Geoefend oor en goed gehoor nodig
Voor het detecteren van afwijkende geluiden met de stethoscoop is een geoefend oor nodig om ze te herkennen én het gehoor van de beoordelaar moet natuurlijk goed zijn. Bekend is dat bij het toenemen van de leeftijd het gehoor achteruitgaat met name in de hoge tonen. Hierdoor kan de subjectieve beoordeling minder goed verlopen dan met een objectieve test.
Geluidsopnames in het oor: aanvullende methode bij diagnose pulsatiele tinnitus
Het kan voorkomen dat bij het vertrouwen op het luisteren naar de pulserende geluiden met een stethoscoop de diagnose ‘objectieve pulsatiele tinnitus’ wordt gemist. Dat is te voorkomen door gebruik te maken van geluidsopnames in het oor zoals toegepast door Ubbink.
Audioloog Sander Ubbink daarover: “Voor patiënten is dit onderzoek weinig belastend. De resultaten van de geluidsmeting kunnen, samen met andere medische informatie en beeldmateriaal, nuttig zijn om te bepalen welke stappen nodig zijn voor verdere diagnose.”
De door Ubbink ontwikkelde methode is een effectieve methode. De arts kan deze aanvullend inzetten naast andere diagnostiek. Mogelijk zijn daar ook de extra zorgkosten die met beeldvormende technieken samengaan mee te voorkomen.
Indicatie voor DSA verkleinen
Afwijkingen in de bloedvaten kunnen zich ook voordoen door een fistel in het buitenste beschermende vlies van de hersenen. Bij een zogeheten Duraal Arterio-Veneuze Fistel (DAVF) is er een abnormale verbinding tussen een slagader (arterie) en een ader (vene). Normaal gesproken vloeit er bloed vanuit de slagaders naar haarvaten en vervolgens naar de aders. Bij een DAVF stroomt bloed rechtstreeks van slagaders naar aders, wat de normale bloedstroom verstoort. Door de ontstane directe verbinding kan er een verhoogde druk in de aders ontstaan. Dat kan voor onder andere pulserende tinnitus zorgen en tot complicaties leiden.
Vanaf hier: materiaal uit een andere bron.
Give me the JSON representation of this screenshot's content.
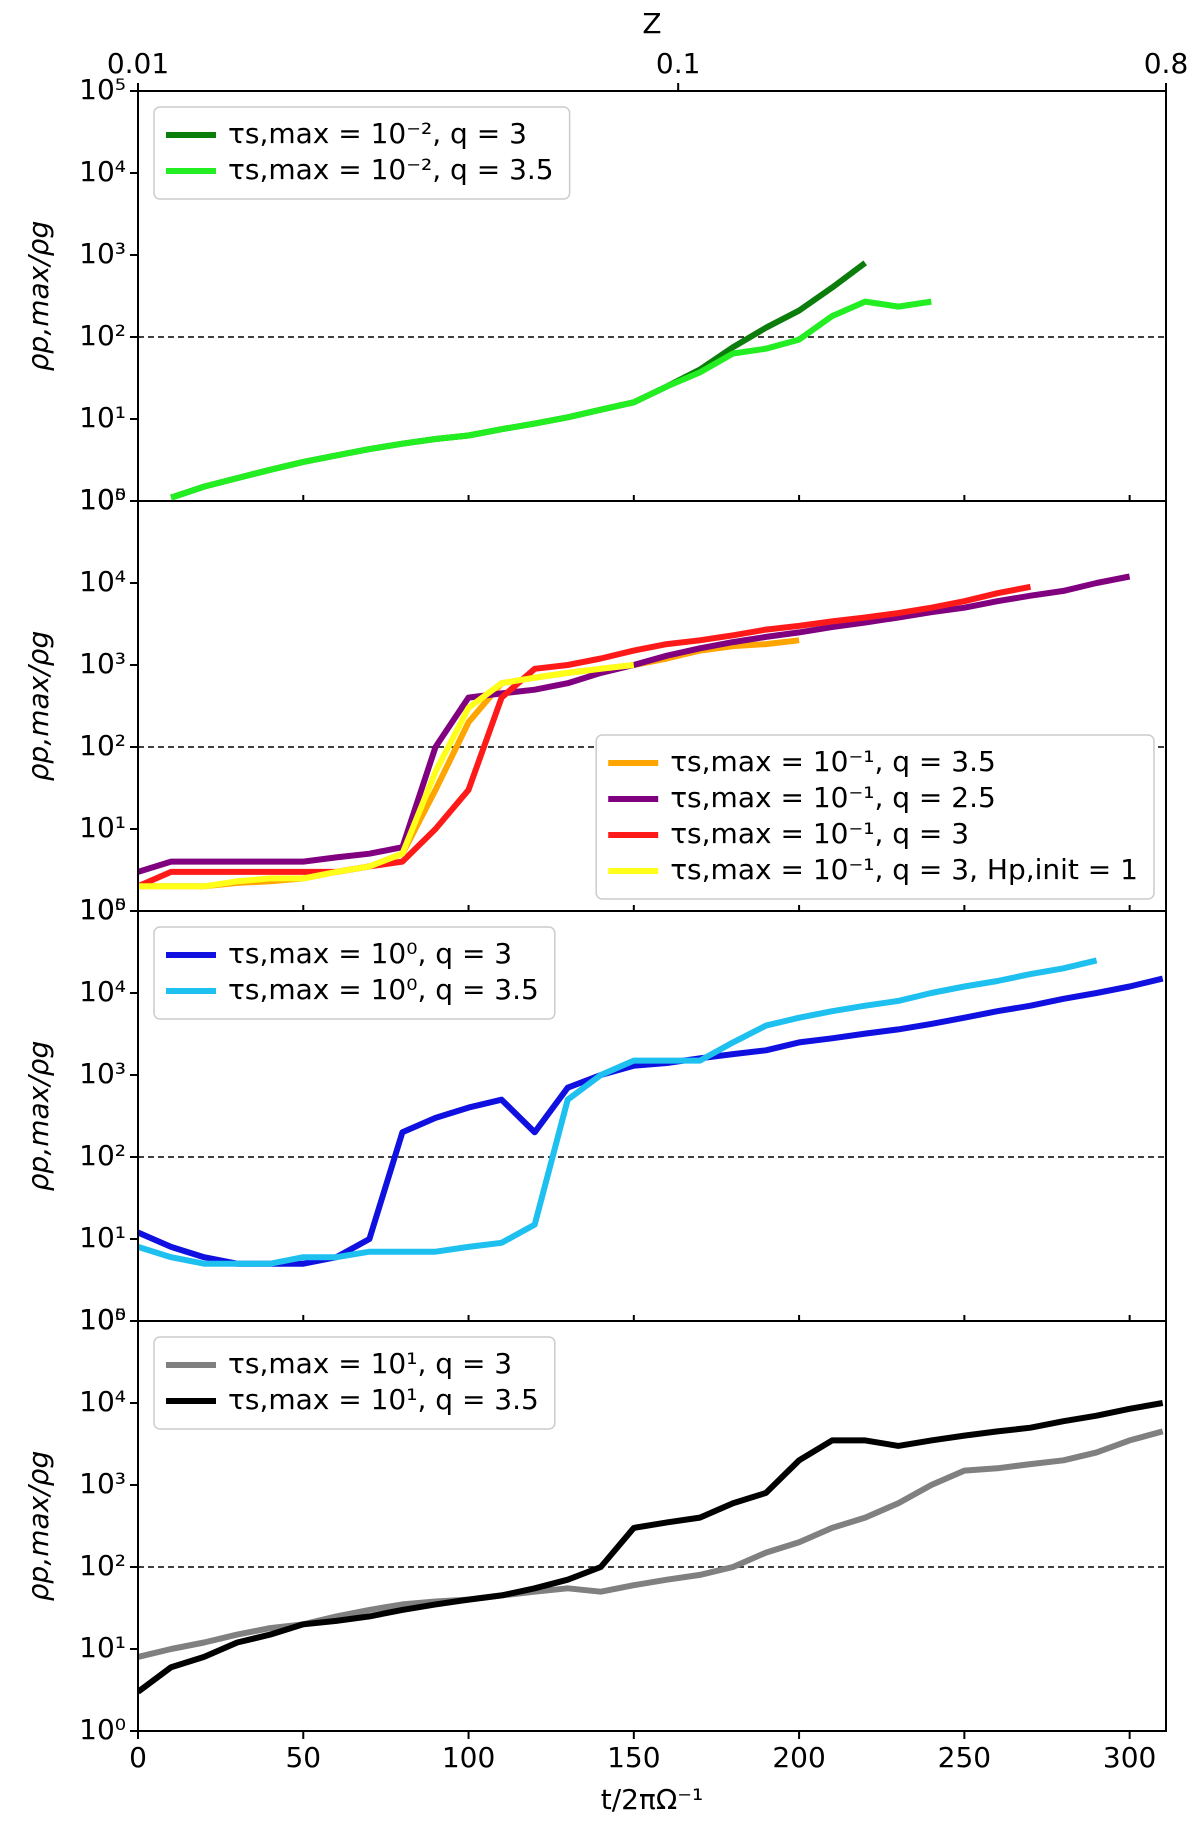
{
  "chart_data": [
    {
      "type": "line",
      "ylabel": "ρp,max/ρg",
      "ylog": true,
      "ylim": [
        1,
        100000
      ],
      "yticks": [
        {
          "value": 1,
          "label": "10⁰"
        },
        {
          "value": 10,
          "label": "10¹"
        },
        {
          "value": 100,
          "label": "10²"
        },
        {
          "value": 1000,
          "label": "10³"
        },
        {
          "value": 10000,
          "label": "10⁴"
        },
        {
          "value": 100000,
          "label": "10⁵"
        }
      ],
      "xlim": [
        0,
        311
      ],
      "xticks": [
        0,
        50,
        100,
        150,
        200,
        250,
        300
      ],
      "x2label": "Z",
      "x2log": true,
      "x2lim": [
        0.01,
        0.8
      ],
      "x2ticks": [
        0.01,
        0.1,
        0.8
      ],
      "hline": 100,
      "legend": "upper left",
      "x": [
        0,
        10,
        20,
        30,
        40,
        50,
        60,
        70,
        80,
        90,
        100,
        110,
        120,
        130,
        140,
        150,
        160,
        170,
        180,
        190,
        200,
        210,
        220,
        230,
        240,
        250,
        260,
        270,
        280,
        290,
        300,
        310
      ],
      "series": [
        {
          "name": "τs,max = 10⁻², q = 3",
          "color": "#0a7d0a",
          "values": [
            null,
            1.1,
            1.5,
            1.9,
            2.4,
            3,
            3.6,
            4.3,
            5,
            5.7,
            6.3,
            7.5,
            8.8,
            10.5,
            13,
            16,
            25,
            40,
            75,
            130,
            210,
            400,
            800,
            null,
            null,
            null,
            null,
            null,
            null,
            null,
            null,
            null
          ]
        },
        {
          "name": "τs,max = 10⁻², q = 3.5",
          "color": "#22ee22",
          "values": [
            null,
            1.1,
            1.5,
            1.9,
            2.4,
            3,
            3.6,
            4.3,
            5,
            5.7,
            6.3,
            7.5,
            8.8,
            10.5,
            13,
            16,
            25,
            37,
            63,
            72,
            93,
            180,
            270,
            235,
            270,
            null,
            null,
            null,
            null,
            null,
            null,
            null
          ]
        }
      ]
    },
    {
      "type": "line",
      "ylabel": "ρp,max/ρg",
      "ylog": true,
      "ylim": [
        1,
        100000
      ],
      "yticks": [
        {
          "value": 1,
          "label": "10⁰"
        },
        {
          "value": 10,
          "label": "10¹"
        },
        {
          "value": 100,
          "label": "10²"
        },
        {
          "value": 1000,
          "label": "10³"
        },
        {
          "value": 10000,
          "label": "10⁴"
        },
        {
          "value": 100000,
          "label": "10⁵"
        }
      ],
      "xlim": [
        0,
        311
      ],
      "xticks": [
        0,
        50,
        100,
        150,
        200,
        250,
        300
      ],
      "hline": 100,
      "legend": "lower right",
      "x": [
        0,
        10,
        20,
        30,
        40,
        50,
        60,
        70,
        80,
        90,
        100,
        110,
        120,
        130,
        140,
        150,
        160,
        170,
        180,
        190,
        200,
        210,
        220,
        230,
        240,
        250,
        260,
        270,
        280,
        290,
        300,
        310
      ],
      "series": [
        {
          "name": "τs,max = 10⁻¹, q = 3.5",
          "color": "#ffa500",
          "values": [
            2,
            2,
            2,
            2.2,
            2.3,
            2.5,
            3,
            3.5,
            5,
            30,
            200,
            600,
            700,
            800,
            900,
            1000,
            1200,
            1500,
            1700,
            1800,
            2000,
            null,
            null,
            null,
            null,
            null,
            null,
            null,
            null,
            null,
            null,
            null
          ]
        },
        {
          "name": "τs,max = 10⁻¹, q = 2.5",
          "color": "#800080",
          "values": [
            3,
            4,
            4,
            4,
            4,
            4,
            4.5,
            5,
            6,
            100,
            400,
            450,
            500,
            600,
            800,
            1000,
            1300,
            1600,
            1900,
            2200,
            2500,
            2900,
            3300,
            3800,
            4400,
            5000,
            6000,
            7000,
            8000,
            10000,
            12000,
            null
          ]
        },
        {
          "name": "τs,max = 10⁻¹, q = 3",
          "color": "#ff1a1a",
          "values": [
            2,
            3,
            3,
            3,
            3,
            3,
            3,
            3.5,
            4,
            10,
            30,
            400,
            900,
            1000,
            1200,
            1500,
            1800,
            2000,
            2300,
            2700,
            3000,
            3400,
            3800,
            4300,
            5000,
            6000,
            7500,
            9000,
            null,
            null,
            null,
            null
          ]
        },
        {
          "name": "τs,max = 10⁻¹, q = 3, Hp,init = 1",
          "color": "#ffff1a",
          "values": [
            2,
            2,
            2,
            2.3,
            2.5,
            2.5,
            3,
            3.5,
            5,
            50,
            300,
            600,
            700,
            800,
            900,
            1000,
            null,
            null,
            null,
            null,
            null,
            null,
            null,
            null,
            null,
            null,
            null,
            null,
            null,
            null,
            null,
            null
          ]
        }
      ]
    },
    {
      "type": "line",
      "ylabel": "ρp,max/ρg",
      "ylog": true,
      "ylim": [
        1,
        100000
      ],
      "yticks": [
        {
          "value": 1,
          "label": "10⁰"
        },
        {
          "value": 10,
          "label": "10¹"
        },
        {
          "value": 100,
          "label": "10²"
        },
        {
          "value": 1000,
          "label": "10³"
        },
        {
          "value": 10000,
          "label": "10⁴"
        },
        {
          "value": 100000,
          "label": "10⁵"
        }
      ],
      "xlim": [
        0,
        311
      ],
      "xticks": [
        0,
        50,
        100,
        150,
        200,
        250,
        300
      ],
      "hline": 100,
      "legend": "upper left",
      "x": [
        0,
        10,
        20,
        30,
        40,
        50,
        60,
        70,
        80,
        90,
        100,
        110,
        120,
        130,
        140,
        150,
        160,
        170,
        180,
        190,
        200,
        210,
        220,
        230,
        240,
        250,
        260,
        270,
        280,
        290,
        300,
        310
      ],
      "series": [
        {
          "name": "τs,max = 10⁰, q = 3",
          "color": "#1010e0",
          "values": [
            12,
            8,
            6,
            5,
            5,
            5,
            6,
            10,
            200,
            300,
            400,
            500,
            200,
            700,
            1000,
            1300,
            1400,
            1600,
            1800,
            2000,
            2500,
            2800,
            3200,
            3600,
            4200,
            5000,
            6000,
            7000,
            8500,
            10000,
            12000,
            15000
          ]
        },
        {
          "name": "τs,max = 10⁰, q = 3.5",
          "color": "#1ec0f0",
          "values": [
            8,
            6,
            5,
            5,
            5,
            6,
            6,
            7,
            7,
            7,
            8,
            9,
            15,
            500,
            1000,
            1500,
            1500,
            1500,
            2500,
            4000,
            5000,
            6000,
            7000,
            8000,
            10000,
            12000,
            14000,
            17000,
            20000,
            25000,
            null,
            null
          ]
        }
      ]
    },
    {
      "type": "line",
      "ylabel": "ρp,max/ρg",
      "ylog": true,
      "ylim": [
        1,
        100000
      ],
      "yticks": [
        {
          "value": 1,
          "label": "10⁰"
        },
        {
          "value": 10,
          "label": "10¹"
        },
        {
          "value": 100,
          "label": "10²"
        },
        {
          "value": 1000,
          "label": "10³"
        },
        {
          "value": 10000,
          "label": "10⁴"
        },
        {
          "value": 100000,
          "label": "10⁵"
        }
      ],
      "xlim": [
        0,
        311
      ],
      "xticks": [
        0,
        50,
        100,
        150,
        200,
        250,
        300
      ],
      "xlabel": "t/2πΩ⁻¹",
      "hline": 100,
      "legend": "upper left",
      "x": [
        0,
        10,
        20,
        30,
        40,
        50,
        60,
        70,
        80,
        90,
        100,
        110,
        120,
        130,
        140,
        150,
        160,
        170,
        180,
        190,
        200,
        210,
        220,
        230,
        240,
        250,
        260,
        270,
        280,
        290,
        300,
        310
      ],
      "series": [
        {
          "name": "τs,max = 10¹, q = 3",
          "color": "#808080",
          "values": [
            8,
            10,
            12,
            15,
            18,
            20,
            25,
            30,
            35,
            38,
            40,
            45,
            50,
            55,
            50,
            60,
            70,
            80,
            100,
            150,
            200,
            300,
            400,
            600,
            1000,
            1500,
            1600,
            1800,
            2000,
            2500,
            3500,
            4500
          ]
        },
        {
          "name": "τs,max = 10¹, q = 3.5",
          "color": "#000000",
          "values": [
            3,
            6,
            8,
            12,
            15,
            20,
            22,
            25,
            30,
            35,
            40,
            45,
            55,
            70,
            100,
            300,
            350,
            400,
            600,
            800,
            2000,
            3500,
            3500,
            3000,
            3500,
            4000,
            4500,
            5000,
            6000,
            7000,
            8500,
            10000
          ]
        }
      ]
    }
  ]
}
Audioloog Sander Ubbink: “De ontwikkelde geluidsmetingen hebben een hoge sensitiviteit voor het detecteren van DAVF. Hierdoor is het diagnostisch proces voor patiënten met pulsatiele tinnitus die verwezen worden voor DSA te optimaliseren.” Ubbink vervolgt: “Als de geluidsmetingen geen pulsatiele tinnitus laten zien, is er maar een kleine kans op Duraal Arterio-Veneuze Fistel en kan een invasieve DSA eventueel achterwege worden gelaten. De keuze om een DSA achterwege te laten moet worden genomen in overleg tussen patiënt en arts.”
Over Sander Ubbink
Sander Ubbink studeerde Biomedische Technologie aan de Technische Universiteit Eindhoven waar hij in 2004 zijn ingenieursdiploma haalde. In 2005 startte hij met een opleiding tot klinisch fysicus-audioloog in het Maastricht Universitair Medisch Centrum. Vanaf 2010 is hij werkzaam als klinisch fysicus-audioloog in het Universitair Medisch Centrum in Groningen. Zijn werkzaamheden richten zich daar vooral op cochleaire implantaten en botverankerde hoorsystemen bij kinderen en volwassenen.
Voor zijn promotieonderzoek verrichtte hij wetenschappelijk onderzoek naar geluidsmetingen bij patiënten met pulsatiele tinnitus en de meerwaarde ervan in het diagnostische traject. Het onderzoek stond onder leiding van prof. P. van Dijk, prof. J.M.C. van Dijk en dr. R. Hofman. Ubbink hoopt op 12 februari aanstaande op dit onderwerp te promoveren aan Rijksuniversiteit Groningen.